The Active Remediation algorithm (algorithm 1 – Figure 1) aims to inspect the water service in Flint, Michigan, and identify those lead pipes that need to be replaced by copper pipes. The first step is a Statistical Model that refers to the property data input, including historical records, water test results, and materials observed. After that, the Inspection Decision Rule sets an active learning protocol that randomly selects homes based on the so-called focused exploration. The third step is the Replacement Decision Rule that points to the homes that require pipe replacement.
One should emphasize that the identified steps compose three subroutines that are repeated by the system as data is added. In other words, this algorithm is sequential, which allows making decisions regarding the examination of homes based on data that was received previously. Such an approach is quite accurate: approximately 70 percent of findings pinpoint lead pipes that are potentially dangerous to people since toxic elements may leak into the water supply (Abernethy, Chojnacki, Farahi, Schwartz, & Webb, 2018). The generation of inspections and replacement makes the subsequent data input more comprehensive, narrowing the search of hazardous pipes.

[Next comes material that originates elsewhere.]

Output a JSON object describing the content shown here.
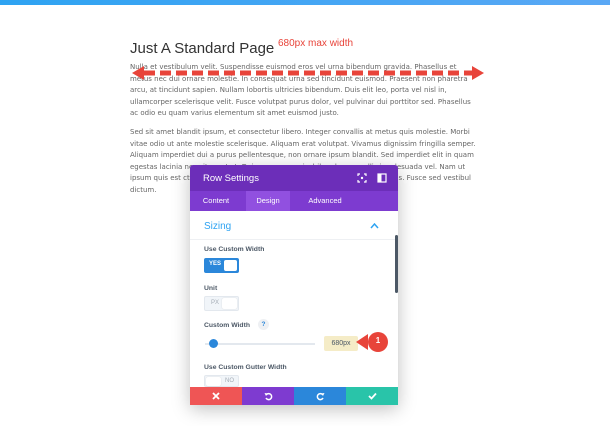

Algorithm 1 is a vivid example of machine learning since it uses the existing data to systematically analyze new inputs, and this process is cyclic.

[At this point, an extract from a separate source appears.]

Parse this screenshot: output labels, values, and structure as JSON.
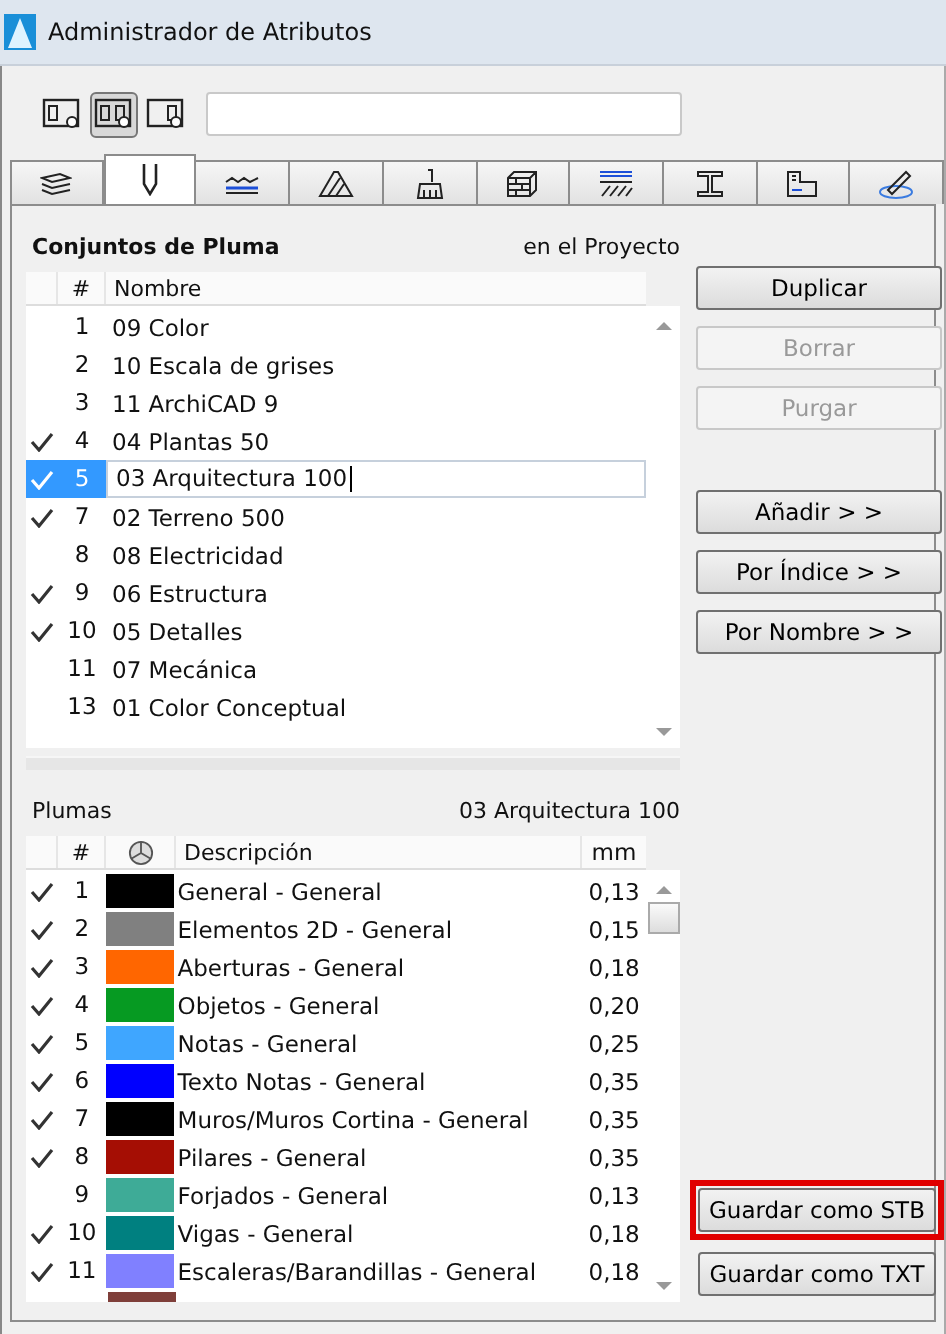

Some uncertainty rate exists due to sampling variation, which should be noted while considering this algorithm. It is important to state that the described algorithm uses the Importance of Weighted Active Learning (IWAL) that is more cost-effective and sensitive to varying parameters compared to other options (Figure 2).
Reference
Abernethy, J., Chojnacki, A., Farahi, A., Schwartz, E., & Webb, J. (2018). Active remediation: The search for lead pipes in Flint, Michigan. In Proceedings of the 24th ACM SIGKDD International Conference on Knowledge Discovery & Data Mining (pp. 5-14). London: ACM.